No, sería igual de horrible que el resto. El tiempo deteniéndose no me dejaría pasar un rato entretenido. El juego se volvería lento y aburrido.

Apagué la consola después de jugar un rato, aunque en el tiempo real habían transcurrido más de 3 horas. Nuevamente reflexioné sobre el descubrimiento en redes sociales, se me hacía imposible que no hubiese descubierto tal secreto. Busqué entre mis cuadernos más viejos, aquellas notas que conservaba desde mi niñez hasta mi actual adolescencia. La letra de esos tiempos era críptica, casi ilegible. Mientras intento descifrar lo que decía en mi cuaderno, recuerdo la vez en que la profesora escribió “mejorar su caligrafía” con un plumón rojo en todo el cuaderno, con una furia que no había visto hasta ese momento. Tenía 7 años y en aquel entonces no entendía el valor de la escritura en la vida ordinaria. Y justo cuando había recordado esa etapa, pude leer por una vez más mis notas y darme cuenta que no había nada relacionado con ello.

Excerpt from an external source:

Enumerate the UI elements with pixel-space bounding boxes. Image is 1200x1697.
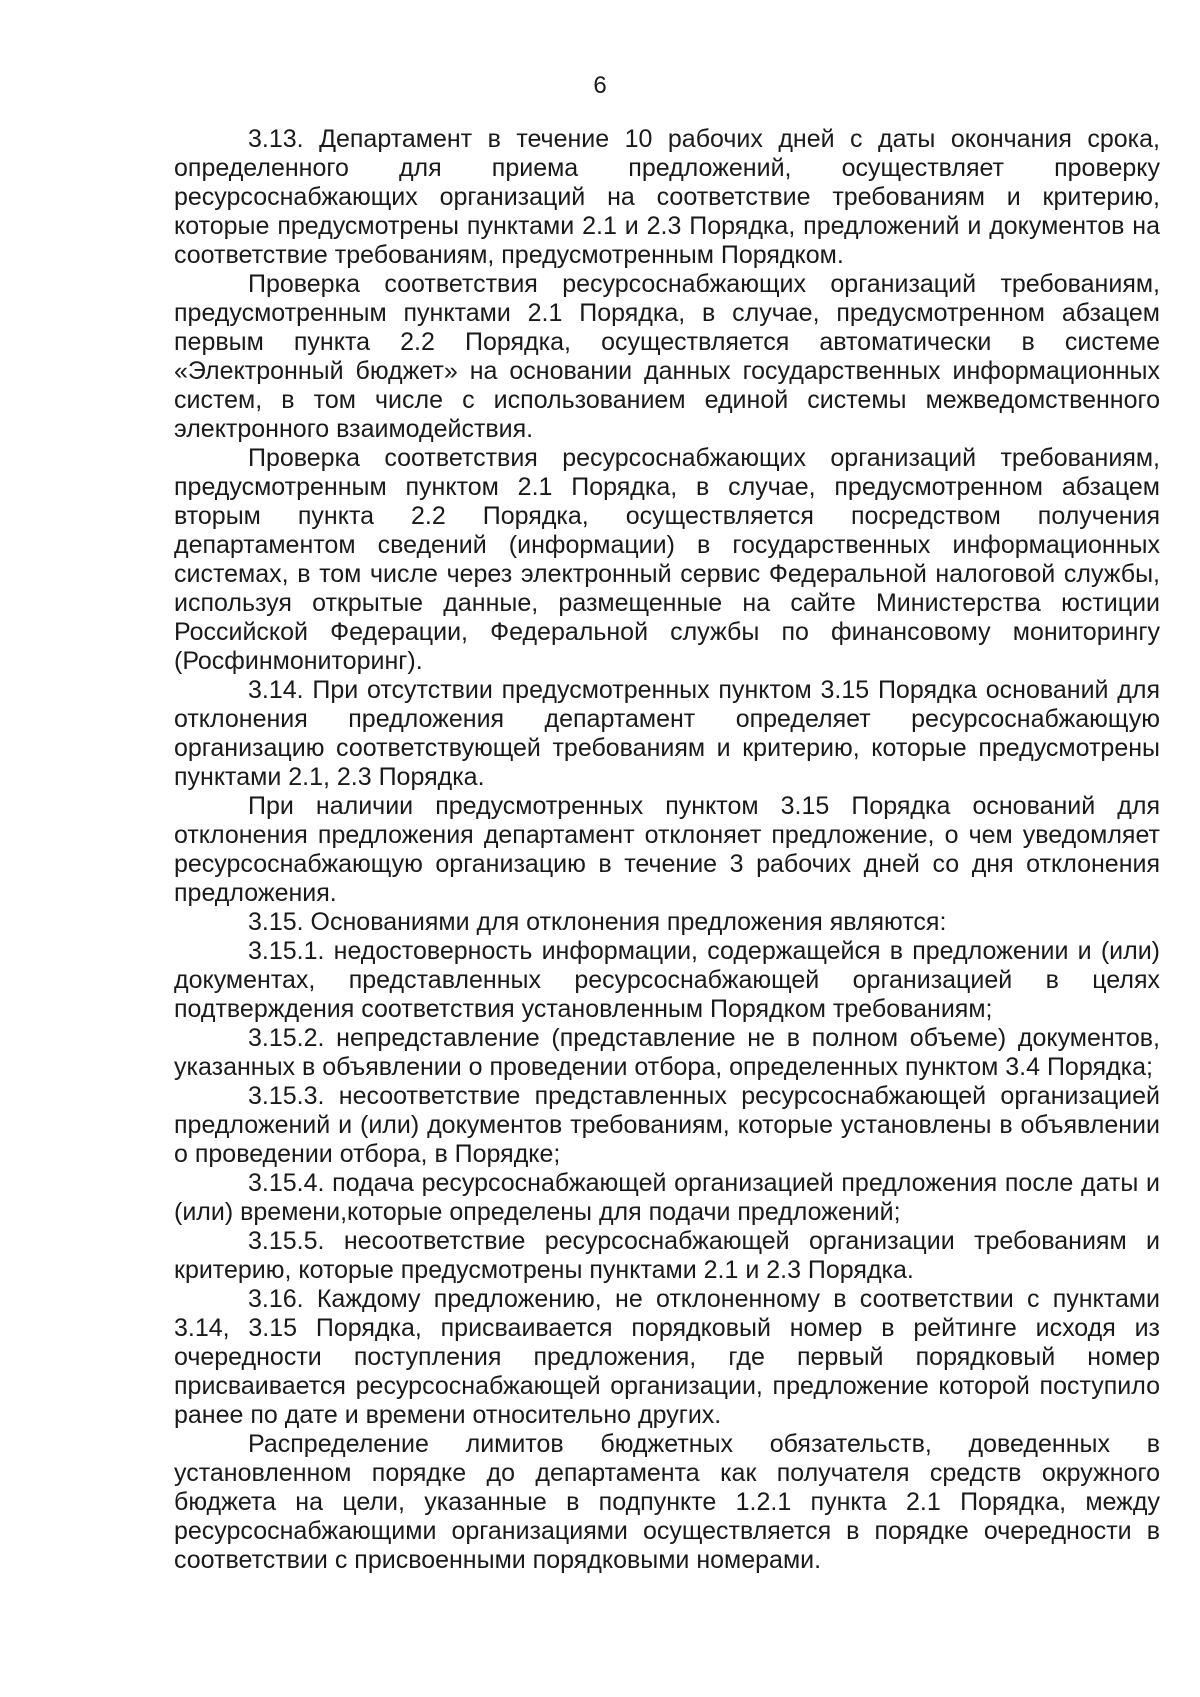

Forcé una última vez a mi cerebro. Necesitaba recordar la vez en que leía en las librerías las guías para juegos. Un recuerdo difuso me indica que yo ya había visto ese truco antes, pero aquella memoria era inaccesible. Forcé una segunda vez, una tercera, hasta que, en la cuarta, otro recuerdo se volvió más fuerte.

Era mi abuelo, que en su lecho de muerte repetía que ya faltaba poco mientras yo rogaba por que el tiempo se detuviese y pudiese estar más minutos, horas, segundos con él.